The closest I came was five years ago, while attending an Orioles game at Memorial Stadium with some friends. We were seated behind the dugout at first base when a player hit a high pop foul in our direction. As the ball neared, tantalizingly close to me on its descent, I thought of shoving the guy next to me out of the way. I didn't, and couldn't: Richard was a friend, and perhaps more critically, it was his company's box seats in which we were sitting. So I held back and he grabbed the foul ball, beaming magnanimously while nearby fans applauded. He might have even bowed from the waist.

The next year, I was attending a minor league game in Frederick,, where the seats are closer to the field. A hard line drive was fouled directly toward my family's seats behind third base. I had a chance, a good one, but it meant tossing my younger son, then 2 1/2, off my lap and to the ground. That might have gotten me on the nightly news, but it surely would not have ingratiated me with my wife or young Nick. My older son did not see it this way: It took lots of time to explain why I had chosen family over flying baseballs. Then there was the time at a Washington Senators game in the mid-'60s when I was bringing a tray of food and drinks back to my seat. Suddenly a foul ball came screaming toward me. For a second I thought of ditching the food. The issue was made moot when a couple of dozen fans knocked me over in their pursuit of the same prize.

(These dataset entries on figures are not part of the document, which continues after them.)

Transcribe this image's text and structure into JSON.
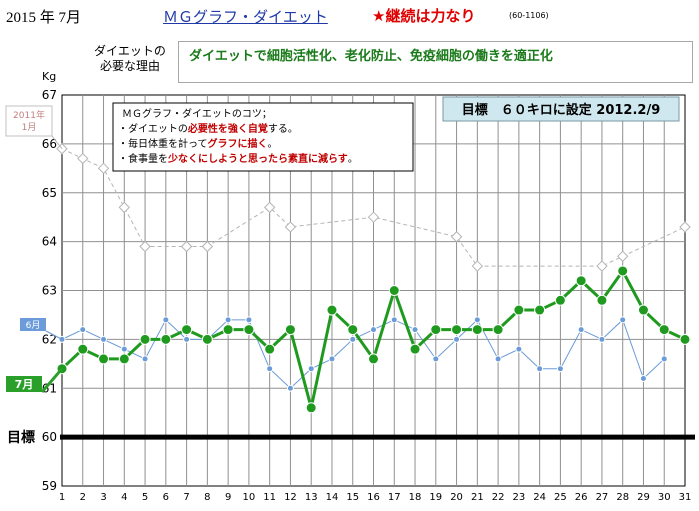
{
  "header": {
    "date": "2015 年 7月",
    "app_link": "ＭＧグラフ・ダイエット",
    "motto": "★継続は力なり",
    "code": "(60-1106)"
  },
  "reason": {
    "label_line1": "ダイエットの",
    "label_line2": "必要な理由",
    "text": "ダイエットで細胞活性化、老化防止、免疫細胞の働きを適正化"
  },
  "tips": {
    "title": "ＭＧグラフ・ダイエットのコツ；",
    "lines": [
      [
        {
          "t": "・ダイエットの",
          "s": "n"
        },
        {
          "t": "必要性を強く自覚",
          "s": "r"
        },
        {
          "t": "する。",
          "s": "n"
        }
      ],
      [
        {
          "t": "・毎日体重を計って",
          "s": "n"
        },
        {
          "t": "グラフに描く",
          "s": "r"
        },
        {
          "t": "。",
          "s": "n"
        }
      ],
      [
        {
          "t": "・食事量を",
          "s": "n"
        },
        {
          "t": "少なくにしようと思ったら素直に減らす",
          "s": "r"
        },
        {
          "t": "。",
          "s": "n"
        }
      ]
    ]
  },
  "goal_box": "目標　６０キロに設定 2012.2/9",
  "colors": {
    "current": "#1f9a1f",
    "prev": "#6b9bd8",
    "year": "#b4b4b4",
    "tag_current": "#2aa02a",
    "tag_prev": "#6b9bd8",
    "goal_line": "#000000",
    "year_tag_text": "#c08080"
  },
  "chart_data": {
    "type": "line",
    "ylabel": "Kg",
    "ylim": [
      59,
      67
    ],
    "yticks": [
      59,
      60,
      61,
      62,
      63,
      64,
      65,
      66,
      67
    ],
    "x": [
      1,
      2,
      3,
      4,
      5,
      6,
      7,
      8,
      9,
      10,
      11,
      12,
      13,
      14,
      15,
      16,
      17,
      18,
      19,
      20,
      21,
      22,
      23,
      24,
      25,
      26,
      27,
      28,
      29,
      30,
      31
    ],
    "goal": {
      "label": "目標",
      "value": 60
    },
    "series": [
      {
        "name": "7月",
        "style": "current",
        "values": [
          61.4,
          61.8,
          61.6,
          61.6,
          62.0,
          62.0,
          62.2,
          62.0,
          62.2,
          62.2,
          61.8,
          62.2,
          60.6,
          62.6,
          62.2,
          61.6,
          63.0,
          61.8,
          62.2,
          62.2,
          62.2,
          62.2,
          62.6,
          62.6,
          62.8,
          63.2,
          62.8,
          63.4,
          62.6,
          62.2,
          62.0
        ]
      },
      {
        "name": "6月",
        "style": "prev",
        "values": [
          62.0,
          62.2,
          62.0,
          61.8,
          61.6,
          62.4,
          62.0,
          62.0,
          62.4,
          62.4,
          61.4,
          61.0,
          61.4,
          61.6,
          62.0,
          62.2,
          62.4,
          62.2,
          61.6,
          62.0,
          62.4,
          61.6,
          61.8,
          61.4,
          61.4,
          62.2,
          62.0,
          62.4,
          61.2,
          61.6,
          null
        ]
      },
      {
        "name": "2011年 1月",
        "style": "year",
        "values": [
          65.9,
          65.7,
          65.5,
          64.7,
          63.9,
          null,
          63.9,
          63.9,
          null,
          null,
          64.7,
          64.3,
          null,
          null,
          null,
          64.5,
          null,
          null,
          null,
          64.1,
          63.5,
          null,
          null,
          null,
          null,
          null,
          63.5,
          63.7,
          null,
          null,
          64.3
        ]
      }
    ]
  }
}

I learned two lessons that day. One was that people can get mean when they want a foul ball. They grab, they push, they punch -- I've seen more scuffles than I can name. The other lesson is that these balls are moving fast, and they can hurt. I've seen fans knocked out by line drives to the head, or fingers broken when a hand goes up for a ball rocketing past. Occasionally someone will realize this potential for injury at the last second and suddenly shrink away, as if: "My God! What was I thinking?"

So yeah, Mr. Big Shot Charlie Sheen, we all want to get a foul ball or a home run ball. It's one of the coolest things you can do, even if you're not lucky enough to make a great catch at the Orioles' Camden Yards and hear the announcer intone, "Give that fan a contract." It's enough to know that the guys at work might have seen you on TV as you stretched magnificently for that foul ball around the right field railing.

It's a modest achievement, but noteworthy nonetheless, and no one blames a fan if he gets a little excited. Just don't get carried away. Proper etiquette requires holding the ball up for all to see, then sitting down. Some fans will whoop and holler and make a complete spectacle of themselves. Remember that you've caught a foul ball, not deciphered the Rosetta Stone.

A few weeks ago, my older son and I attended an Orioles game. Incredibly, as we were at the concession stand, a fellow came up, explained he had to leave the game early, and offered us his two box seats. First base line, second row. Since we were sitting in the bleachers, we accepted eagerly.

When we got to our new seats, every bit as good as advertised, more serendipitous fortune awaited. The guy next to us gave my son, Matthew, a ball he had caught -- a foul hit by the Orioles' Brady Anderson. This was, needless to say, Matthew's first foul ball, and he was thrilled beyond description. But, he asked, should he tell people we had caught it ourselves?

I paused for only a second. "You can't do that," I answered. "I've waited 40 years. I can wait a little more."

Matthew nodded in understanding and turned back to the game. Some basic truths just don't need explanation. Hollywood may never comprehend it, but out here in the stands, we believe in traditional values. Tim Warren is a writer in Washington.